I'll note that you will never be wheeled into a nuclear-magnetic resonance machine for imaging, because "OMG it's nuclear!"

They were rebranded from NMR to MRI simply because of resistance to the word "nuclear". [If you don't think that NMR/MRI is "science", then perhaps you can take it up with the Nobel physics committee.]

The question is: Do you want to wait around for the state of science education to change (the US still is not metric, despite my 3rd grade teacher's assurances in 1974 that change was imminent) or do you want to choose your words carefully enough that even idiots can get past their religious programming?


Your assertion doesn't make sense.

For better or worse, humans are driven primarily by emotion, not rational decision-making. Much of life requires marketing, and just because something is promoted in a way that works with human nature doesn't necessarily undermine its scientific nature.

I'd love to know how naming it something emotive in order to build consensus destroys the underlying science.


Sadly, one has to combat the paid shills that dominate the punditry. Good science has to be put into soundbite form and propagated. How else would it be explained to your average citizen?

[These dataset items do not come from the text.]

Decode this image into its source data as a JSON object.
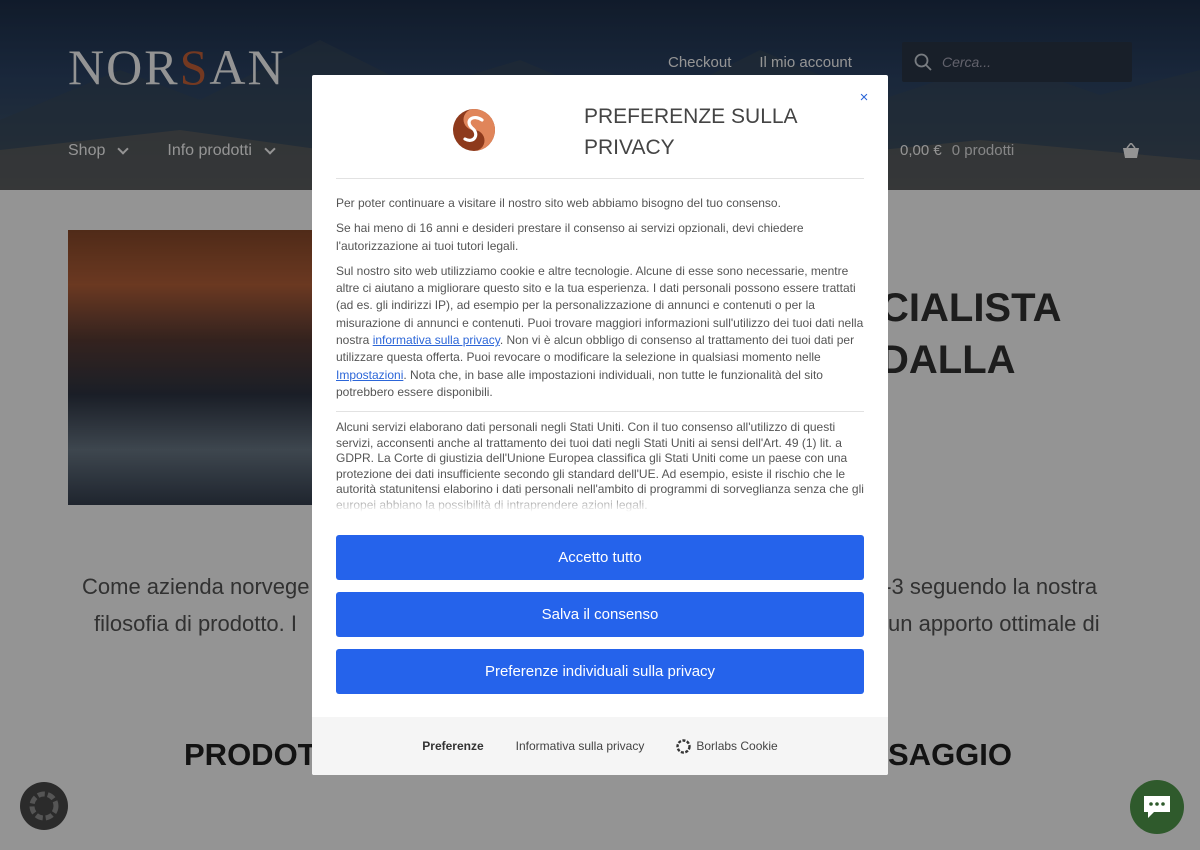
{
  "header": {
    "logo_left": "NOR",
    "logo_s": "S",
    "logo_right": "AN",
    "top_links": [
      "Checkout",
      "Il mio account"
    ],
    "search_placeholder": "Cerca...",
    "nav": [
      {
        "label": "Shop"
      },
      {
        "label": "Info prodotti"
      }
    ],
    "cart_total": "0,00 €",
    "cart_count": "0 prodotti"
  },
  "hero": {
    "title_line1": "CIALISTA",
    "title_line2": "DALLA"
  },
  "body": {
    "line1_left": "Come azienda norvege",
    "line1_right": "a-3 seguendo la nostra",
    "line2_left": "filosofia di prodotto. I",
    "line2_right": "un apporto ottimale di",
    "products_left": "PRODOT",
    "products_right": "SAGGIO"
  },
  "modal": {
    "title": "PREFERENZE SULLA PRIVACY",
    "close_icon": "×",
    "p1": "Per poter continuare a visitare il nostro sito web abbiamo bisogno del tuo consenso.",
    "p2": "Se hai meno di 16 anni e desideri prestare il consenso ai servizi opzionali, devi chiedere l'autorizzazione ai tuoi tutori legali.",
    "p3_a": "Sul nostro sito web utilizziamo cookie e altre tecnologie. Alcune di esse sono necessarie, mentre altre ci aiutano a migliorare questo sito e la tua esperienza. I dati personali possono essere trattati (ad es. gli indirizzi IP), ad esempio per la personalizzazione di annunci e contenuti o per la misurazione di annunci e contenuti. Puoi trovare maggiori informazioni sull'utilizzo dei tuoi dati nella nostra ",
    "p3_link1": "informativa sulla privacy",
    "p3_b": ". Non vi è alcun obbligo di consenso al trattamento dei tuoi dati per utilizzare questa offerta. Puoi revocare o modificare la selezione in qualsiasi momento nelle ",
    "p3_link2": "Impostazioni",
    "p3_c": ". Nota che, in base alle impostazioni individuali, non tutte le funzionalità del sito potrebbero essere disponibili.",
    "p4": "Alcuni servizi elaborano dati personali negli Stati Uniti. Con il tuo consenso all'utilizzo di questi servizi, acconsenti anche al trattamento dei tuoi dati negli Stati Uniti ai sensi dell'Art. 49 (1) lit. a GDPR. La Corte di giustizia dell'Unione Europea classifica gli Stati Uniti come un paese con una protezione dei dati insufficiente secondo gli standard dell'UE. Ad esempio, esiste il rischio che le autorità statunitensi elaborino i dati personali nell'ambito di programmi di sorveglianza senza che gli europei abbiano la possibilità di intraprendere azioni legali.",
    "btn_accept_all": "Accetto tutto",
    "btn_save": "Salva il consenso",
    "btn_individual": "Preferenze individuali sulla privacy",
    "footer_preferences": "Preferenze",
    "footer_privacy": "Informativa sulla privacy",
    "footer_brand": "Borlabs Cookie"
  },
  "colors": {
    "accent": "#2563eb",
    "logo_s": "#c9623a",
    "chat_fab": "#2f5a2c"
  }
}
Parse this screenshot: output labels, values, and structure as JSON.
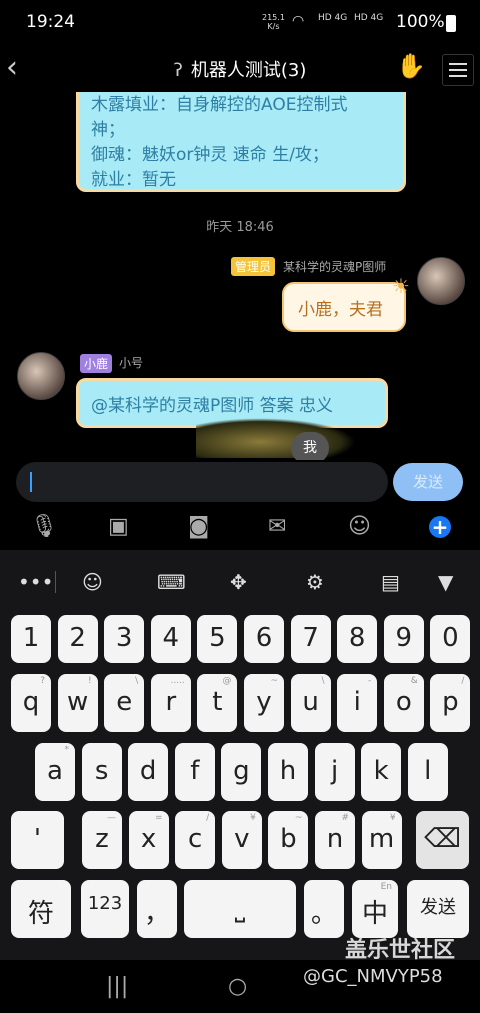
{
  "status_bar": {
    "time": "19:24",
    "net_speed_value": "215.1",
    "net_speed_unit": "K/s",
    "signal_1": "HD 4G",
    "signal_2": "HD 4G",
    "battery": "100%"
  },
  "header": {
    "title": "机器人测试(3)",
    "back_icon": "chevron-left-icon",
    "ear_icon": "ear-icon",
    "hand_icon": "hand-icon",
    "menu_icon": "menu-icon"
  },
  "chat": {
    "top_bubble_lines": [
      "木露填业：自身解控的AOE控制式",
      "神；",
      "御魂：魅妖or钟灵 速命 生/攻；",
      "就业：暂无"
    ],
    "timestamp": "昨天 18:46",
    "msg_right": {
      "badge": "管理员",
      "sender": "某科学的灵魂P图师",
      "text": "小鹿，夫君"
    },
    "msg_left": {
      "badge": "小鹿",
      "sender": "小号",
      "text": "@某科学的灵魂P图师 答案   忠义"
    },
    "me_bubble": "我"
  },
  "input": {
    "send_label": "发送"
  },
  "toolbar": [
    "mic-icon",
    "image-icon",
    "camera-icon",
    "mail-icon",
    "emoji-icon",
    "plus-icon"
  ],
  "keyboard": {
    "tools": [
      "more-icon",
      "emoji-icon",
      "keyboard-icon",
      "move-icon",
      "settings-icon",
      "clipboard-icon",
      "collapse-icon"
    ],
    "row_numbers": [
      "1",
      "2",
      "3",
      "4",
      "5",
      "6",
      "7",
      "8",
      "9",
      "0"
    ],
    "row_q": [
      [
        "q",
        "?"
      ],
      [
        "w",
        "!"
      ],
      [
        "e",
        "\\"
      ],
      [
        "r",
        "....."
      ],
      [
        "t",
        "@"
      ],
      [
        "y",
        "~"
      ],
      [
        "u",
        "\\"
      ],
      [
        "i",
        "-"
      ],
      [
        "o",
        "&"
      ],
      [
        "p",
        "/"
      ]
    ],
    "row_a": [
      [
        "a",
        "*"
      ],
      [
        "s",
        ""
      ],
      [
        "d",
        ""
      ],
      [
        "f",
        ""
      ],
      [
        "g",
        ""
      ],
      [
        "h",
        ""
      ],
      [
        "j",
        ""
      ],
      [
        "k",
        ""
      ],
      [
        "l",
        ""
      ]
    ],
    "row_z": [
      [
        "'",
        ""
      ],
      [
        "z",
        "—"
      ],
      [
        "x",
        "="
      ],
      [
        "c",
        "/"
      ],
      [
        "v",
        "¥"
      ],
      [
        "b",
        "~"
      ],
      [
        "n",
        "#"
      ],
      [
        "m",
        "¥"
      ]
    ],
    "bottom": {
      "fu": "符",
      "num": "123",
      "comma": "，",
      "period": "。",
      "zh": "中",
      "en": "En",
      "send": "发送"
    }
  },
  "nav": {
    "recents": "|||",
    "home": "○"
  },
  "watermark": {
    "site": "盖乐世社区",
    "user": "@GC_NMVYP58"
  }
}
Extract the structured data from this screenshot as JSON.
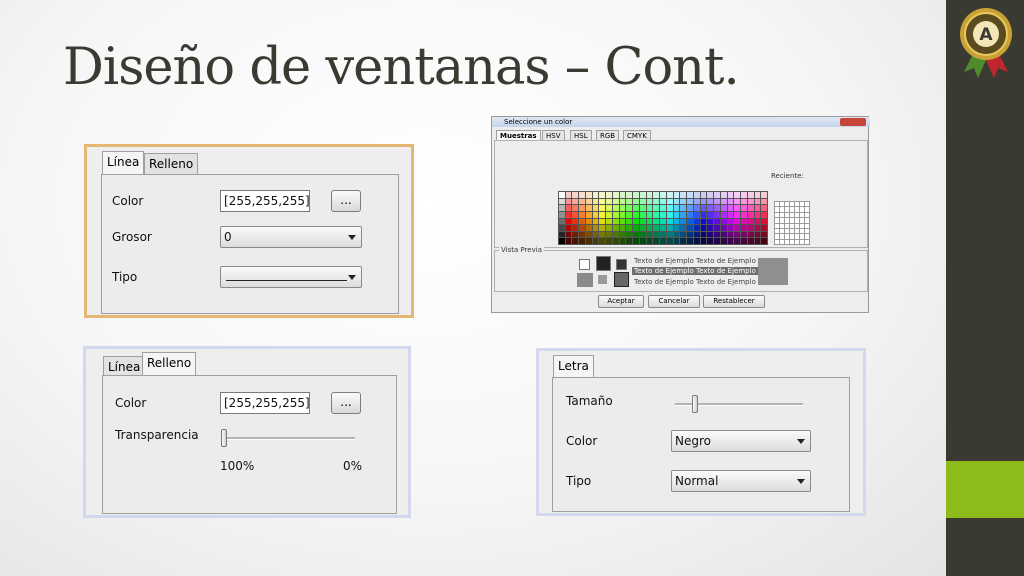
{
  "slide": {
    "title": "Diseño de ventanas – Cont."
  },
  "colors": {
    "sidebar": "#3b3a32",
    "accent": "#8dbb1c",
    "logo_gold": "#c9a235",
    "logo_ribbon_green": "#4f8a2b",
    "logo_ribbon_red": "#c0262d"
  },
  "logo": {
    "icon": "medal-badge-icon",
    "letter": "A"
  },
  "panel_linea": {
    "tabs": [
      {
        "label": "Línea",
        "active": true
      },
      {
        "label": "Relleno",
        "active": false
      }
    ],
    "color_label": "Color",
    "color_value": "[255,255,255]",
    "browse_label": "...",
    "grosor_label": "Grosor",
    "grosor_value": "0",
    "tipo_label": "Tipo"
  },
  "panel_relleno": {
    "tabs": [
      {
        "label": "Línea",
        "active": false
      },
      {
        "label": "Relleno",
        "active": true
      }
    ],
    "color_label": "Color",
    "color_value": "[255,255,255]",
    "browse_label": "...",
    "transparencia_label": "Transparencia",
    "transparencia_value": 0.0,
    "min_label": "100%",
    "max_label": "0%"
  },
  "panel_letra": {
    "tabs": [
      {
        "label": "Letra",
        "active": true
      }
    ],
    "tamano_label": "Tamaño",
    "tamano_value": 0.15,
    "color_label": "Color",
    "color_value": "Negro",
    "tipo_label": "Tipo",
    "tipo_value": "Normal"
  },
  "color_chooser": {
    "window_title": "Seleccione un color",
    "tabs": [
      {
        "label": "Muestras",
        "active": true
      },
      {
        "label": "HSV",
        "active": false
      },
      {
        "label": "HSL",
        "active": false
      },
      {
        "label": "RGB",
        "active": false
      },
      {
        "label": "CMYK",
        "active": false
      }
    ],
    "recent_label": "Reciente:",
    "preview_label": "Vista Previa",
    "sample_text": "Texto de Ejemplo",
    "buttons": {
      "accept": "Aceptar",
      "cancel": "Cancelar",
      "reset": "Restablecer"
    }
  }
}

And to think of all the people still denying that climate change is a real thing

This is a straw man.The dispute is over how much of climate change is caused by human emissions of CO2, not whether climate change occurs.


I've seen denials on several counts. That climate change is occurring, that it's anthropogenic, and that the mechanism is CO2 (and other greenhouse gasses released on account of human activities). Much of that confusion being sown by direct and deliberate disinformation campaigns by carbon-aligned interests.

The evidence to my mind is rather incontrovertible in favor of significant anthropogenic climate change.


"climate change" here is a shorthand for "climate change caused by human emissions of CO2". I don't think the OP meant that people deny that the climate changes over time due to natural causes (actually, I think it's incredibly obvious).

I have learned, though, that in a politically charged atmosphere, it is important to be very exact in choosing your words, because people are looking for opportunities to attack.


I'm still surprised by how few people have declared themselves climate change agnosts. That might be because of that course in modeling dynamic systems I took in university though.

As far as I'm concerned we have no way at all of knowing whether we can easily produce orders of magnitude more CO2 without having any significant effect, or whether we're already well beyond the point of no return for life on earth.